Despite the increasing number of immunotherapeutic strategies for the treatment of cancer, most approaches have failed to correlate the induction of an anti-tumor immune response with therapeutic efficacy. We therefore took advantage of a successful vaccination strategy—combining dendritic cells and irradiated GM-CSF secreting tumor cells—to compare the immune response induced against 9L gliosarcoma tumors in cured rats versus those with progressively growing tumors. At the systemic level, the tumor specific cytotoxic responses were quite heterogeneous in uncured vaccinated rats, and were surprisingly often high in animals with rapidly-growing tumors. IFN-γ secretion by activated splenic T cells was more discriminative as the CD4+ T cell-mediated production was weak in uncured rats whereas high in cured ones. At the tumor level, regressing tumors were strongly infiltrated by CD8+ T cells, which demonstrated lytic capacities as high as their splenic counterparts. In contrast, progressing tumors were weakly infiltrated by T cells showing impaired cytotoxic activities. Proportionately to the T cell infiltrate, the expression of Foxp3 was increased in progressive tumors suggesting inhibition by regulatory T cells. In conclusion, the main difference between cured and uncured vaccinated animals does not depend directly upon the induction of systemic cytotoxic responses. Rather the persistence of higher CD4+ Th1 responses, a high intratumoral recruitment of functional CD8+ T cells, and a low proportion of regulatory T cells correlate with tumor rejection.

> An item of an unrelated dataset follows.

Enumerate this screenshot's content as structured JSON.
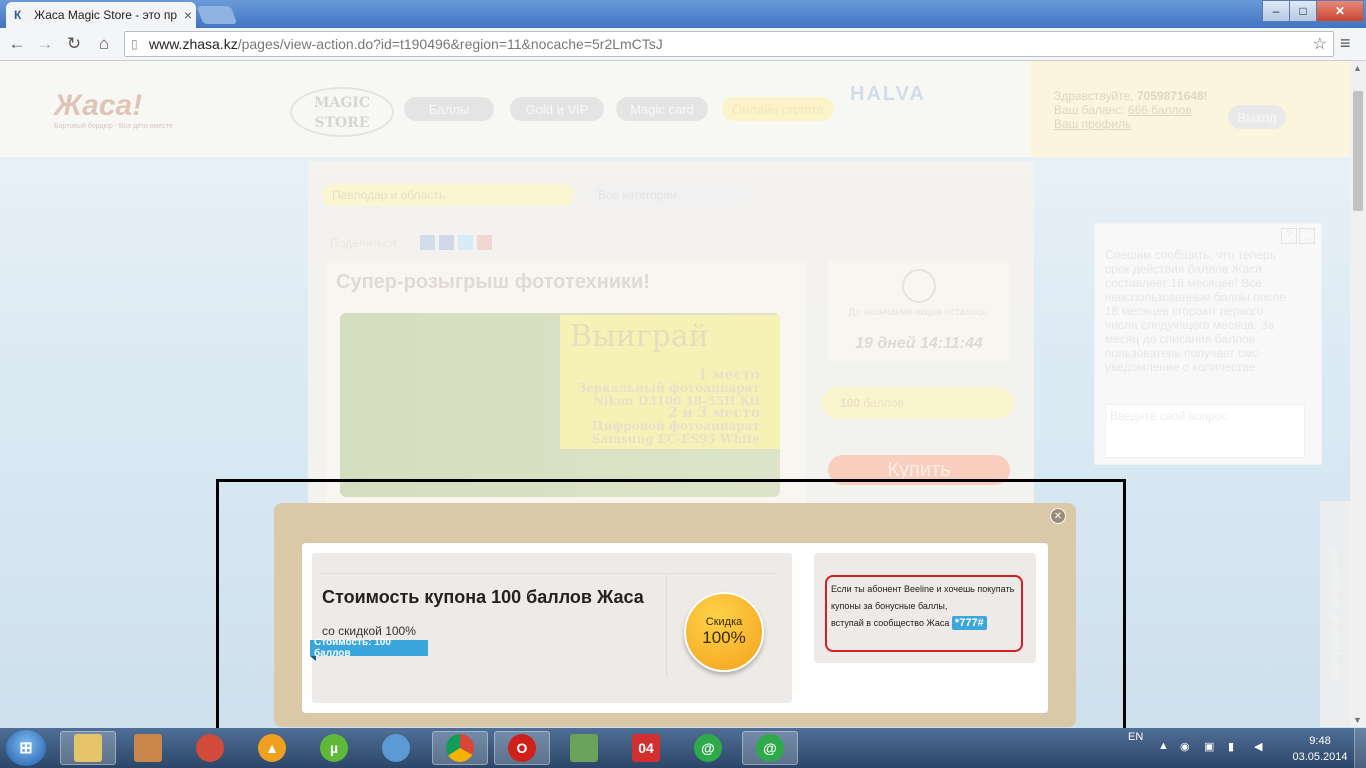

Development of a successful antitumor therapeutic model combining in vivo dendritic cell vaccination with tumor irradiation and intratumoral GM-CSF delivery.

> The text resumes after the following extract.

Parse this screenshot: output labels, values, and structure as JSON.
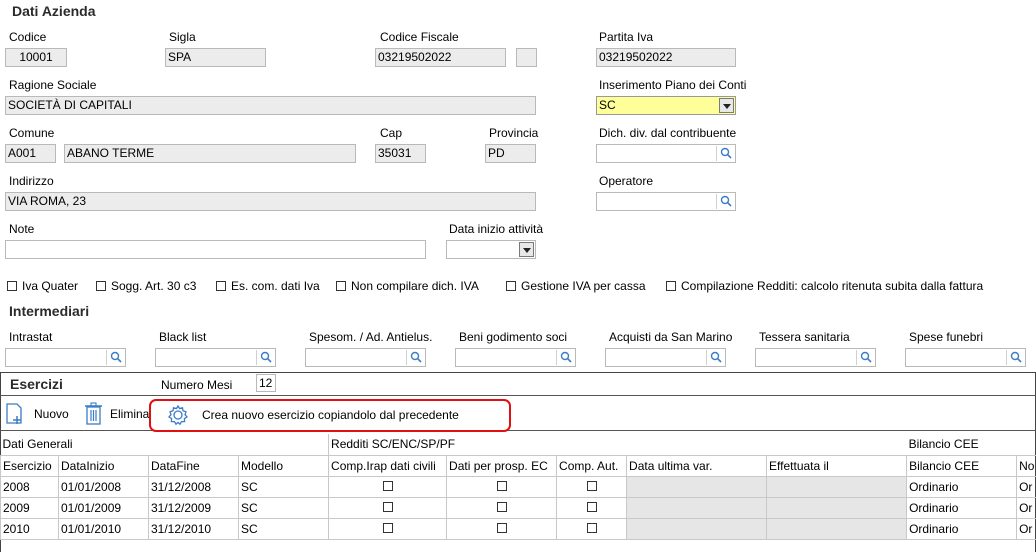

Vaccination of dendritic cells (DC) combined with GM-CSF secreting tumor cells has shown good therapeutic efficacy in several tumor models. Nevertheless, the engineering of GM-CSF secreting tumor cell line could represent a tedious step limiting its application for treatment in patients. We therefore developed in rats, an “all in vivo” strategy of combined vaccination using an in vivo local irradiation of the tumor as a source of tumor antigens for DC vaccines and an exogenous source of GM-CSF. We report here that supplying recombinant mGM-CSF by local injections or surgical implantation of osmotic pumps did not allow reproducing the therapeutic efficacy observed with in vitro prepared combined vaccines. To bypass this limitation possibly due to the short half-life of recombinant GM-CSF, we have generated adeno-associated virus coding for mGM-CSF and tested their efficacy to transduce tumor cells in vitro and in vivo. The in vivo vaccines combining local irradiation and AAV2/1-mGM-CSF vectors showed high therapeutic efficacy allowing to cure 60% of the rats with pre-implanted tumors, as previously observed with in vitro prepared vaccines. Same efficacy has been observed with a second generation of vaccines combining DC, local tumor irradiation, and the controlled supply of recombinant mGM-CSF in poloxamer 407, a biocompatible thermoreversible hydrogel. By generating a successful “all in vivo” vaccination protocol combining tumor radiotherapy with DC vaccines and a straightforward supply of GM-CSF, we have developed a therapeutic strategy easily translatable to clinic that could become accessible to a much bigger number of cancer patients.